HUB of activity: Saturday’s transportation celebration at the waterfront at Riverside Drive and First Street.

Photo by Trisha Walker
HUB of activity: Saturday’s transportation celebration at the waterfront at Riverside Drive and First Street.

A “transportation celebration” happened at Hood River’s new bus stop at the waterfront Saturday, as a small crowd enjoyed coffee, donuts and some banjo tunes from Mayor Paul Blackburn, all as a way to bring attention to a variety of transportation links available in the Gorge.

“We were thrilled, for a transportation event, there were lots of people there,” said CAT board member Leanne Hogie. “And we almost ran out of materials both for the CAT schedule and the trolley, and there was lots of interest in the fixed route service.”

“We hope people will use it,” said Hogie, announcing that the CAT fixed route service — in Hood River only — will be free through July 11. Riders can catch it at designated stops or flag it down, she said.

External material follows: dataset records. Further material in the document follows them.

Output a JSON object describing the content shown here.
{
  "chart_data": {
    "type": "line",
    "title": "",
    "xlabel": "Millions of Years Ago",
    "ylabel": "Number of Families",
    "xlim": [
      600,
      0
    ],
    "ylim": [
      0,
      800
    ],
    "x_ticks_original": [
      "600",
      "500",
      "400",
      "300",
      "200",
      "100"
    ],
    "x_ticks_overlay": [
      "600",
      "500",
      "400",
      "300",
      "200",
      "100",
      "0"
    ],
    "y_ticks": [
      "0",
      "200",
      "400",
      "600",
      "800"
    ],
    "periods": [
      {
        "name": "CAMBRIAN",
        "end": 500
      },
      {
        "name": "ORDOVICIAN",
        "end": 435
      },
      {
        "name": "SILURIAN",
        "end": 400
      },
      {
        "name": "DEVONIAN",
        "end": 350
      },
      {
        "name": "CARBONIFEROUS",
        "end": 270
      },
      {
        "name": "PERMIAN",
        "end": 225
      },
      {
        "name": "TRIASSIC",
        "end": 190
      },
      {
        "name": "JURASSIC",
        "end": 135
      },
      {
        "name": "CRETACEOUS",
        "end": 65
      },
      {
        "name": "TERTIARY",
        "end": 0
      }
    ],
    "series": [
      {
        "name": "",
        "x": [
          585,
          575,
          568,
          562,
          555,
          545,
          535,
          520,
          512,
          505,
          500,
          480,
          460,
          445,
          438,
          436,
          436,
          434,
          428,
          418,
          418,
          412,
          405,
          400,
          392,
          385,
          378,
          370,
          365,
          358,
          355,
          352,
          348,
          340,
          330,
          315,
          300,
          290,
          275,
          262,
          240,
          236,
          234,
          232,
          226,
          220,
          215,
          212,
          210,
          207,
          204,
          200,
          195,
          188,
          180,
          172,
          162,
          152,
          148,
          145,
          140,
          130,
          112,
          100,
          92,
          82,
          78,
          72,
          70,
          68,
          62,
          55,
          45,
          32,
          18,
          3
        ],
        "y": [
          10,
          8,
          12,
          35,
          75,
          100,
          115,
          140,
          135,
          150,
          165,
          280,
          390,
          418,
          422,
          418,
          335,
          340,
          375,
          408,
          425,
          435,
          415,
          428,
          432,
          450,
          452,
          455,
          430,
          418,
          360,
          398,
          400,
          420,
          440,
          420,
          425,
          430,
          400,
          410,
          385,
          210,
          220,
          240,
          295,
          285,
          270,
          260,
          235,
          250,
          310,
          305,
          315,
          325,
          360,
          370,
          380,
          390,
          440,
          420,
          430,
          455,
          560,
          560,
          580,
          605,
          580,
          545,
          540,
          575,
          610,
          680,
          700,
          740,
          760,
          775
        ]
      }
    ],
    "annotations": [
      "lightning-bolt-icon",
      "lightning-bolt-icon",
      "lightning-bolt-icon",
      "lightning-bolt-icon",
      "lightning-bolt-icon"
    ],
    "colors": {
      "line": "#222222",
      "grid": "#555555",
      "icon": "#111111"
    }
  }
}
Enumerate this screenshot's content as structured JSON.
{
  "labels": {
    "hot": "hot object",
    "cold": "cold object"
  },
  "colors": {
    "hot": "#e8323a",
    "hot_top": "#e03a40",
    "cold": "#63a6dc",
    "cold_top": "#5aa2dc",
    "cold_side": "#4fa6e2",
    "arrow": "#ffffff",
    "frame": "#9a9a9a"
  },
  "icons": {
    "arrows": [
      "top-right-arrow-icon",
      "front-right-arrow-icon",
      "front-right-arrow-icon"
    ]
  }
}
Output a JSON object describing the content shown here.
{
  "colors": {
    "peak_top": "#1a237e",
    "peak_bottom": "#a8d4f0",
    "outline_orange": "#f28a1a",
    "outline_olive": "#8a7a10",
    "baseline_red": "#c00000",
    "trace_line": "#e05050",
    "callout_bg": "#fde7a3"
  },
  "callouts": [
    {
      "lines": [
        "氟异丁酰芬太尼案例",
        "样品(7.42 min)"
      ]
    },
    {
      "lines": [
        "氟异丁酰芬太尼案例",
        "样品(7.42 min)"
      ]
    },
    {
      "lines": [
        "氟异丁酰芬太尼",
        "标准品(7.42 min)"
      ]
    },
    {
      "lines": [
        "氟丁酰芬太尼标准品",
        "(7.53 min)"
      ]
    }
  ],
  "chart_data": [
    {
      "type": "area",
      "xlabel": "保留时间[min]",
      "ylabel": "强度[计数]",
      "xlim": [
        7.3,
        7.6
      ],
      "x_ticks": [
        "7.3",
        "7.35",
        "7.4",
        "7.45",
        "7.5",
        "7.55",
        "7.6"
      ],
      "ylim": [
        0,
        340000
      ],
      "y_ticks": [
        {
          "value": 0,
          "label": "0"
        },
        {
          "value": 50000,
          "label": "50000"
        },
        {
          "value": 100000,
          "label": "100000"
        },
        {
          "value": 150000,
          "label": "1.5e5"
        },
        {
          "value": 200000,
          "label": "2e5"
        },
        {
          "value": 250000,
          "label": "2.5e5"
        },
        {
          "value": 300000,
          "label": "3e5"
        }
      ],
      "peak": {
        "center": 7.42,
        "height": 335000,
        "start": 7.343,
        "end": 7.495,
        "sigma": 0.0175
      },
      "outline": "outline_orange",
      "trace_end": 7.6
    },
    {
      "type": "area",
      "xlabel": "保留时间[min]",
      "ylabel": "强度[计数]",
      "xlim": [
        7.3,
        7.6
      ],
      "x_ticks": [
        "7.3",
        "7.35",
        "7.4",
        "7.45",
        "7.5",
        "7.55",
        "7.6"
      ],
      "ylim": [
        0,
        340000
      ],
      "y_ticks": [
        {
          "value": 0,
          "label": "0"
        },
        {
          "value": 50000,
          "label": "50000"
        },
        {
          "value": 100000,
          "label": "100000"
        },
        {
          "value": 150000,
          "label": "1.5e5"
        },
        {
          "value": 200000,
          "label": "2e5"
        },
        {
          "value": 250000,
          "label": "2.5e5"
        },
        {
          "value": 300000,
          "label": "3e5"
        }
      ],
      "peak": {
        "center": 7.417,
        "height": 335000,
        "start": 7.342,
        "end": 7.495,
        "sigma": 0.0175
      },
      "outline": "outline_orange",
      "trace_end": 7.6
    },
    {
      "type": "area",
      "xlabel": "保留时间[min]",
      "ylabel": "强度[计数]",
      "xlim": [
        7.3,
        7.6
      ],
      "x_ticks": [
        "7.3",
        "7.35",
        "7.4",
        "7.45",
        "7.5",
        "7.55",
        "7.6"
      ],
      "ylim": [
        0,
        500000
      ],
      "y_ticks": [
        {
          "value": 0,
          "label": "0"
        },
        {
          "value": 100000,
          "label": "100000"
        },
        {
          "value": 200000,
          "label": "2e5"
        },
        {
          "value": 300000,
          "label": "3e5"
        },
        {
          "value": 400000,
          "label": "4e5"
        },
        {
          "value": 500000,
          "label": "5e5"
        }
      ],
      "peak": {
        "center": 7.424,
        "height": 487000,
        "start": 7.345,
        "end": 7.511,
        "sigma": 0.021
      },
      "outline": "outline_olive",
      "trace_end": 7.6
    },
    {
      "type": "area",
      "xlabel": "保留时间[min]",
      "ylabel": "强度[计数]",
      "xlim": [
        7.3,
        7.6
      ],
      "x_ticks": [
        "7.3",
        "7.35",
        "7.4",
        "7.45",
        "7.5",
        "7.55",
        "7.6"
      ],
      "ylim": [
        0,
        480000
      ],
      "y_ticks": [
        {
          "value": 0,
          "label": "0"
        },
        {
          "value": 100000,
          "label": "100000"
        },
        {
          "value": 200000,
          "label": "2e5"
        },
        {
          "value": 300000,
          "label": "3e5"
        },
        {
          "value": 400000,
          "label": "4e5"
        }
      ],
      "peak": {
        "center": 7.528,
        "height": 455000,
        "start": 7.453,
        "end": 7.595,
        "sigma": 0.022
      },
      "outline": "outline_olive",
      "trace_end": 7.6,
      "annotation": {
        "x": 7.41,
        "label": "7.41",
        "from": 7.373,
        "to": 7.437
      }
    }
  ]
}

Hogie noted that “The trolley is a fun thing for weekends, CAT bus is Monday through Friday.”

The bus stop at the Port of Hood River, between the Event Site and the Hood River Valero Gas Station, is the place to catch three services:

CAT bus, which on June 11 officially began Monday-Friday service on four fixed routes;

Columbia Gorge Express, which inaugurated its Hood River service last month;

Hood River trolley, which runs free service to the Heights and downtown and the waterfront.

CAT has just expanded service around town, the Hood River Valley and to The Dalles, on a new fixed route schedule indicated by new signage that’s cropping up like spring starters.

One makes the trip between Hood River and The Dalles about eight times a day, another goes from Hood River to Cascade Locks about seven times a day, one between Hood River City and Upper Valley that makes about nine roundtrips a day, and one in downtown Hood River that offers about 12 roundtrips a day.

On the fixed routes, one-way fare in Hood River and Wasco Counties is $1 and kids under the age of seven can ride free with an adult.

To Cascade Locks, one-way fare for non-residents is $2.50. Hood River County Residents will be charged the standard $1 fare. One-way fare for an ADA, paratransit or Dial-a-Ride service for those unable to use the fixed routes is $2.

The trolley is free, but donations are accepted on behalf of the Hood River Shelter Services program, which assists the homeless in Hood River.

Columbia Gorge Express makes several runs daily to Cascade Locks and Gateway in Portland and back. The waterfront bus station, with a new covered shelter, serves as a temporary transit hub for all of TransLink’s services passing through Hood River, as well as a Greyhound bus stop.